The balance sheet reduction program merited just a brief mention near the end of the statement released after the two-day meeting. The policymaking Federal Open Market Committee stated only that the "balance sheet normalization program" as outlined in June will commence next month.
"The market would have liked to see a little more detail on some of this stuff," said JJ Kinahan, chief market strategist at TD Ameritrade. "Although they've been very transparent, they do have a tendency to hold information. This is one more time we see that situation."

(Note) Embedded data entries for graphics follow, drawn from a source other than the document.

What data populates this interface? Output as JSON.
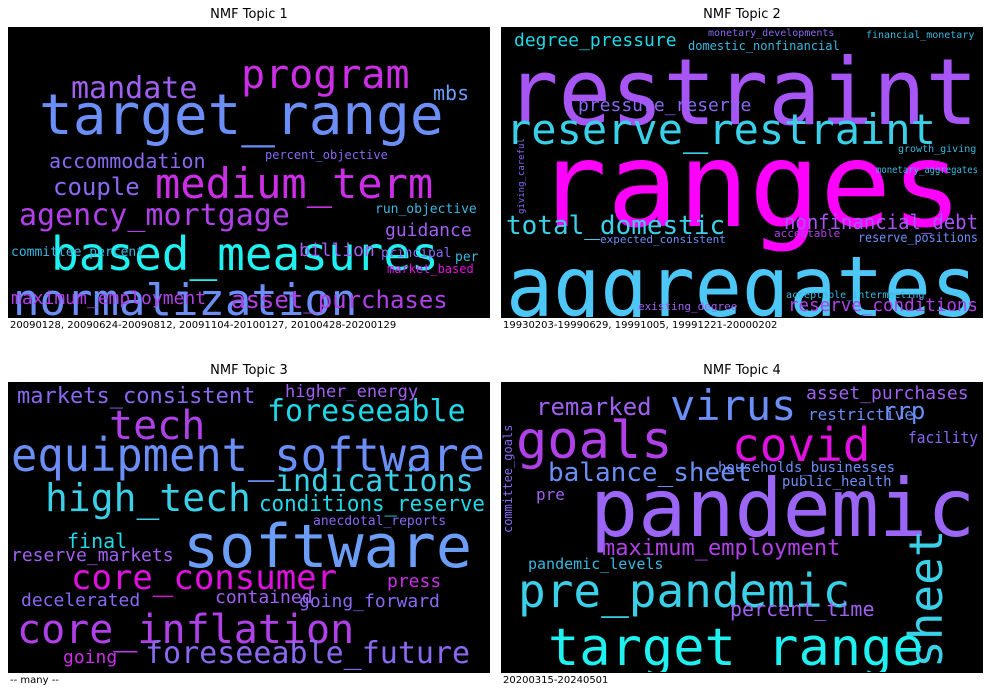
{
  "chart_data": [
    {
      "type": "wordcloud",
      "title": "NMF Topic 1",
      "caption": "20090128, 20090624-20090812, 20091104-20100127, 20100428-20200129",
      "words": [
        {
          "text": "target_range",
          "color": "#6c8ef7",
          "size": 56
        },
        {
          "text": "program",
          "color": "#cc2ee6",
          "size": 40
        },
        {
          "text": "mandate",
          "color": "#a060f0",
          "size": 30
        },
        {
          "text": "mbs",
          "color": "#6c9ef7",
          "size": 20
        },
        {
          "text": "medium_term",
          "color": "#cc2ee6",
          "size": 42
        },
        {
          "text": "accommodation",
          "color": "#8a68f0",
          "size": 20
        },
        {
          "text": "percent_objective",
          "color": "#8a68f0",
          "size": 12
        },
        {
          "text": "couple",
          "color": "#8a68f0",
          "size": 24
        },
        {
          "text": "agency_mortgage",
          "color": "#b040e8",
          "size": 30
        },
        {
          "text": "run_objective",
          "color": "#3ab8e0",
          "size": 13
        },
        {
          "text": "guidance",
          "color": "#a060f0",
          "size": 18
        },
        {
          "text": "based_measures",
          "color": "#1ff0f0",
          "size": 46
        },
        {
          "text": "per",
          "color": "#3ab8e0",
          "size": 13
        },
        {
          "text": "committee_percent",
          "color": "#3ab8e0",
          "size": 13
        },
        {
          "text": "billion",
          "color": "#a060f0",
          "size": 18
        },
        {
          "text": "principal",
          "color": "#8a68f0",
          "size": 13
        },
        {
          "text": "normalization",
          "color": "#6c8ef7",
          "size": 44
        },
        {
          "text": "market_based",
          "color": "#e010e0",
          "size": 12
        },
        {
          "text": "maximum_employment",
          "color": "#b040e8",
          "size": 18
        },
        {
          "text": "asset_purchases",
          "color": "#b040e8",
          "size": 24
        }
      ]
    },
    {
      "type": "wordcloud",
      "title": "NMF Topic 2",
      "caption": "19930203-19990629, 19991005, 19991221-20000202",
      "words": [
        {
          "text": "degree_pressure",
          "color": "#1fd8e8",
          "size": 18
        },
        {
          "text": "monetary_developments",
          "color": "#8a68f0",
          "size": 10
        },
        {
          "text": "financial_monetary",
          "color": "#3ab8e0",
          "size": 10
        },
        {
          "text": "domestic_nonfinancial",
          "color": "#3ab8e0",
          "size": 12
        },
        {
          "text": "restraint",
          "color": "#a855f5",
          "size": 92
        },
        {
          "text": "pressure_reserve",
          "color": "#8a68f0",
          "size": 18
        },
        {
          "text": "reserve_restraint",
          "color": "#3ad0e8",
          "size": 42
        },
        {
          "text": "growth_giving",
          "color": "#3ab8e0",
          "size": 10
        },
        {
          "text": "giving_careful",
          "color": "#8a68f0",
          "size": 9
        },
        {
          "text": "ranges",
          "color": "#ff00ff",
          "size": 118
        },
        {
          "text": "monetary_aggregates",
          "color": "#3ab8e0",
          "size": 10
        },
        {
          "text": "total_domestic",
          "color": "#3ad0e8",
          "size": 26
        },
        {
          "text": "nonfinancial_debt",
          "color": "#a855f5",
          "size": 20
        },
        {
          "text": "expected_consistent",
          "color": "#6c8ef7",
          "size": 11
        },
        {
          "text": "acceptable",
          "color": "#b040e8",
          "size": 11
        },
        {
          "text": "reserve_positions",
          "color": "#6c8ef7",
          "size": 13
        },
        {
          "text": "aggregates",
          "color": "#4dc7f5",
          "size": 84
        },
        {
          "text": "existing_degree",
          "color": "#a060f0",
          "size": 11
        },
        {
          "text": "acceptable_intermeeting",
          "color": "#3ab8e0",
          "size": 10
        },
        {
          "text": "reserve_conditions",
          "color": "#b040e8",
          "size": 18
        }
      ]
    },
    {
      "type": "wordcloud",
      "title": "NMF Topic 3",
      "caption": "-- many --",
      "words": [
        {
          "text": "markets_consistent",
          "color": "#8a68f0",
          "size": 22
        },
        {
          "text": "higher_energy",
          "color": "#a060f0",
          "size": 17
        },
        {
          "text": "tech",
          "color": "#b040e8",
          "size": 40
        },
        {
          "text": "foreseeable",
          "color": "#1fd8e8",
          "size": 30
        },
        {
          "text": "equipment_software",
          "color": "#6c8ef7",
          "size": 46
        },
        {
          "text": "indications",
          "color": "#3ad0e8",
          "size": 30
        },
        {
          "text": "high_tech",
          "color": "#3ad0e8",
          "size": 38
        },
        {
          "text": "conditions_reserve",
          "color": "#1fd8e8",
          "size": 22
        },
        {
          "text": "anecdotal_reports",
          "color": "#8a68f0",
          "size": 13
        },
        {
          "text": "final",
          "color": "#1fd8e8",
          "size": 20
        },
        {
          "text": "software",
          "color": "#6c9ef7",
          "size": 60
        },
        {
          "text": "reserve_markets",
          "color": "#a060f0",
          "size": 18
        },
        {
          "text": "core_consumer",
          "color": "#e010e0",
          "size": 34
        },
        {
          "text": "press",
          "color": "#cc2ee6",
          "size": 18
        },
        {
          "text": "decelerated",
          "color": "#8a68f0",
          "size": 18
        },
        {
          "text": "contained",
          "color": "#a060f0",
          "size": 18
        },
        {
          "text": "going_forward",
          "color": "#8a68f0",
          "size": 18
        },
        {
          "text": "core_inflation",
          "color": "#b040e8",
          "size": 40
        },
        {
          "text": "going",
          "color": "#cc2ee6",
          "size": 18
        },
        {
          "text": "foreseeable_future",
          "color": "#8a68f0",
          "size": 30
        }
      ]
    },
    {
      "type": "wordcloud",
      "title": "NMF Topic 4",
      "caption": "20200315-20240501",
      "words": [
        {
          "text": "asset_purchases",
          "color": "#a060f0",
          "size": 18
        },
        {
          "text": "remarked",
          "color": "#a060f0",
          "size": 24
        },
        {
          "text": "virus",
          "color": "#6c8ef7",
          "size": 42
        },
        {
          "text": "restrictive",
          "color": "#6c8ef7",
          "size": 16
        },
        {
          "text": "rrp",
          "color": "#6c8ef7",
          "size": 24
        },
        {
          "text": "goals",
          "color": "#b040e8",
          "size": 52
        },
        {
          "text": "covid",
          "color": "#e010e0",
          "size": 46
        },
        {
          "text": "facility",
          "color": "#8a68f0",
          "size": 16
        },
        {
          "text": "committee_goals",
          "color": "#8a68f0",
          "size": 12
        },
        {
          "text": "balance_sheet",
          "color": "#6c8ef7",
          "size": 26
        },
        {
          "text": "households_businesses",
          "color": "#6c8ef7",
          "size": 14
        },
        {
          "text": "public_health",
          "color": "#6c8ef7",
          "size": 14
        },
        {
          "text": "pre",
          "color": "#a060f0",
          "size": 16
        },
        {
          "text": "pandemic",
          "color": "#9b66f5",
          "size": 80
        },
        {
          "text": "maximum_employment",
          "color": "#b040e8",
          "size": 22
        },
        {
          "text": "sheet",
          "color": "#3ad0e8",
          "size": 46
        },
        {
          "text": "pandemic_levels",
          "color": "#3ab8e0",
          "size": 15
        },
        {
          "text": "pre_pandemic",
          "color": "#3ad0e8",
          "size": 46
        },
        {
          "text": "percent_time",
          "color": "#a060f0",
          "size": 20
        },
        {
          "text": "target_range",
          "color": "#1ff0f0",
          "size": 52
        }
      ]
    }
  ]
}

The Fed for the first time did provide a formal timetable for how the operation will take place. Instead of reinvesting all the proceeds of its massive bond portfolio, the Fed will allow $10 billion to roll off at first, increasing quarterly in $10 billion increments until the total hits $50 billion starting in October 2018.
The moves to hold the line on interest rates and reduce the balance sheet gained unanimous committee approval.
The balance sheet grew as the Fed began QE in late 2008, during the worst of the financial crisis and the Great Recession. The intent of the program at first was to keep mortgage rates low, but grew to a general attempt to lower short-term rates and provide liquidity to the economy. Stock market prices soared during the three QE stages, though economic growth otherwise was comparatively lackluster and coincided with the slowest recovery since the Great Depression.
While market participants widely expected the lack of an interest rate hike and the balance sheet roll-off, the details of where the Fed stood were considered a wild card.
In their quarterly economic projections, Federal Open Market Committee members now forecast economic growth to run a bit stronger than before. The committee's expectations back in June were for a 2.1 percent GDP gain this year, but that was pushed to 2.2 percent in the latest projections. The long-run outlook for GDP remained at 1.8 percent.
At the same time, the Fed reduced its outlook for inflation, cutting its expectation from 1.7 percent this year to 1.5 percent, and from 2 percent to 1.9 percent in 2018. In sum, that means the Fed now believes it won't reach its 2 percent target until 2019.
"Market-based measures of inflation compensation remain low," the Fed said in a nod to slow wage growth. "Survey-based measures of longer-term inflation expectations are little changed, on balance."
The lack of inflation likely helped push the Fed to reduce the long-run target for its funds rate. While officials for years have been indicating that the rate would make its way to 3 percent, that forecast was reduced to 2.8 percent — effectively one fewer rate hike than originally indicated.
The forecasts were full of nuance that the market is watching closely.
The "dot plot," which provides the forecast of each member for the funds rate, shifted lower in the latest iteration. Twelve of the 16 FOMC members expect another rate hike this year. However, the forecasts for subsequent years were less aggressive. In fact, the longer-run projection of 2.8 percent is actually one-tenth below the 2.9 percent projection for 2019.